Kedua, hanya pemerintah yang dapat membuka kemungkinan menciptakan lapangan kerja yang baru, besar, dan menyerap banyak tenaga kerja.
Ketiga, kemiskinan dan lapangan kerja membutuhkan dana besar karena konsep itu tidak hanya untuk sekelompok orang yang kita sukai, tetapi untuk sejumlah besar orang yang termasuk dalam kategori miskin ekstrim di seluruh tanah air ini.
Keempat, hanya pemerintah yang memiliki kewenangan untuk mendata dan mengakui kategori tertentu sebagai yang layak disebut masuk kelompok miskin ekstrim.
Korupsi dan Tantangan Kebijakan Pemerintah
Kemustahilan itu terjadi, pertama-tama, karena mentalitas korupsi di negeri ini belum berakhir. Coba bayangkan saja, jika kita merekapitulasi semua dana yang dikorupsi selama setahun saja, kita akan menyadari bahwa jumlahnya mencapai triliunan rupiah.
Dana sebesar itu apakah tidak mungkin untuk menciptakan lapangan pekerjaan yang bisa menyerap banyak tenaga kerja?
Tentu saja, ini benar-benar paradoks. Mengapa? Masyarakat sederhana yang hidup di desa memiliki modal pinjaman di bank sebesar 30 juta saja, mereka dapat menciptakan lapangan kerja dengan menyerap tenaga kerja sebanyak 3 orang, sementara pihak-pihak yang memiliki modal besar tidak pernah diarahkan untuk menciptakan lapangan kerja?
Tentu saja, ini tidak adil dalam arti tertentu.

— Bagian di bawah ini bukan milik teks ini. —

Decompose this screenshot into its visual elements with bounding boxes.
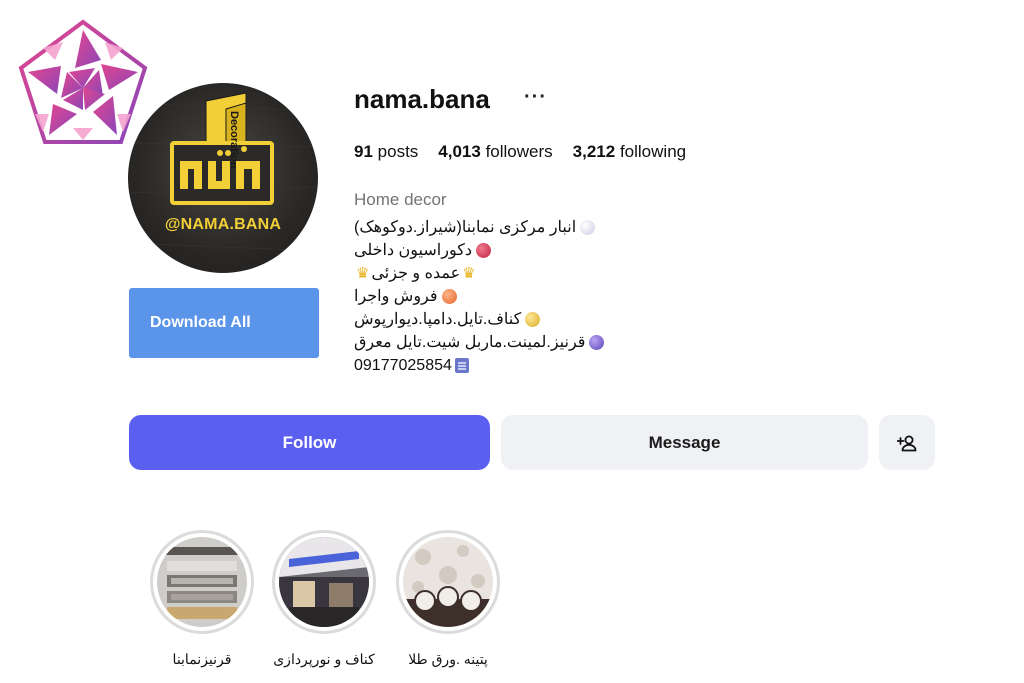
bio-line: کناف.تایل.دامپا.دیوارپوش xyxy=(354,308,607,331)
profile-category: Home decor xyxy=(354,190,447,209)
bio-line-text: فروش واجرا xyxy=(354,288,438,305)
bio-line-text: دکوراسیون داخلی xyxy=(354,242,472,259)
stat-following[interactable]: 3,212 following xyxy=(573,142,686,162)
highlight-image xyxy=(403,537,493,627)
profile-avatar[interactable]: Decoration @NAMA.BANA xyxy=(128,83,318,273)
profile-stats: 91 posts 4,013 followers 3,212 following xyxy=(354,142,686,162)
bio-line: 09177025854 xyxy=(354,354,607,377)
bio-line-text: عمده و جزئی xyxy=(371,265,461,282)
more-options-icon[interactable]: ··· xyxy=(524,86,547,109)
suggest-user-button[interactable] xyxy=(879,415,935,470)
add-user-icon xyxy=(897,435,917,451)
posts-label: posts xyxy=(377,142,419,161)
following-count: 3,212 xyxy=(572,142,616,161)
message-button[interactable]: Message xyxy=(501,415,868,470)
highlight-ring xyxy=(396,530,500,634)
bio-line-text: کناف.تایل.دامپا.دیوارپوش xyxy=(354,311,522,328)
highlight-image xyxy=(279,537,369,627)
crown-icon: ♛ xyxy=(462,265,476,282)
avatar-decoration-text: Decoration xyxy=(228,111,240,169)
bio-line: قرنیز.لمینت.ماربل شیت.تایل معرق xyxy=(354,331,607,354)
highlight-label: کناف و نورپردازی xyxy=(273,651,375,667)
red-dot-icon xyxy=(475,243,491,258)
bio-line: انبار مرکزی نمابنا(شیراز.دوکوهک) xyxy=(354,216,607,239)
bio-line-text: قرنیز.لمینت.ماربل شیت.تایل معرق xyxy=(354,334,586,351)
story-highlight[interactable]: کناف و نورپردازی xyxy=(270,530,378,668)
story-highlight[interactable]: پتینه .ورق طلا xyxy=(394,530,502,668)
story-highlight[interactable]: قرنیزنمابنا xyxy=(148,530,256,668)
profile-bio: انبار مرکزی نمابنا(شیراز.دوکوهک) دکوراسی… xyxy=(354,216,607,377)
profile-username: nama.bana xyxy=(354,84,490,114)
watermark-logo-icon xyxy=(12,16,154,156)
phone-icon xyxy=(454,358,469,373)
avatar-handle-text: @NAMA.BANA xyxy=(164,216,282,233)
orange-dot-icon xyxy=(441,289,457,304)
crown-icon: ♛ xyxy=(356,265,370,282)
bio-line: ♛ عمده و جزئی ♛ xyxy=(354,262,607,285)
pearl-dot-icon xyxy=(580,220,596,235)
highlight-ring xyxy=(150,530,254,634)
stat-followers[interactable]: 4,013 followers xyxy=(438,142,552,162)
yellow-dot-icon xyxy=(525,312,541,327)
bio-phone[interactable]: 09177025854 xyxy=(354,354,452,377)
download-all-button[interactable]: Download All xyxy=(129,288,319,358)
bio-line: فروش واجرا xyxy=(354,285,607,308)
highlight-ring xyxy=(272,530,376,634)
highlight-image xyxy=(157,537,247,627)
highlight-label: پتینه .ورق طلا xyxy=(408,651,488,667)
followers-count: 4,013 xyxy=(438,142,481,161)
bio-line: دکوراسیون داخلی xyxy=(354,239,607,262)
followers-label: followers xyxy=(485,142,553,161)
highlight-label: قرنیزنمابنا xyxy=(172,651,232,667)
posts-count: 91 xyxy=(354,142,373,161)
following-label: following xyxy=(619,142,687,161)
bio-line-text: انبار مرکزی نمابنا(شیراز.دوکوهک) xyxy=(354,219,577,236)
stat-posts: 91 posts xyxy=(354,142,418,162)
follow-button[interactable]: Follow xyxy=(129,415,490,470)
purple-dot-icon xyxy=(589,335,605,350)
avatar-logo-icon: Decoration xyxy=(128,92,318,252)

Secara logis, kita bisa mengatakan: Jika tidak ada dana yang dikorupsi, maka rakyat kita sudah cukup mendapatkan suntikan dana.
Jika pribadi-pribadi tertentu tidak melakukan korupsi, maka bisa saja ada penyebaran lapangan pekerjaan yang dapat menyerap tenaga kerja hingga ke desa-desa.
Sayangnya, tampaknya tidak ada yang dapat mengatasi korupsi di negeri ini. Entah karena lemahnya hukum kita?
Dalam kesempatan bincang-bincang santai dengan masyarakat sederhana di desa-desa, terdengar ungkapan seperti ini: Kami memiliki ide dan rencana untuk membuka usaha, tetapi kami tidak memiliki cukup modal.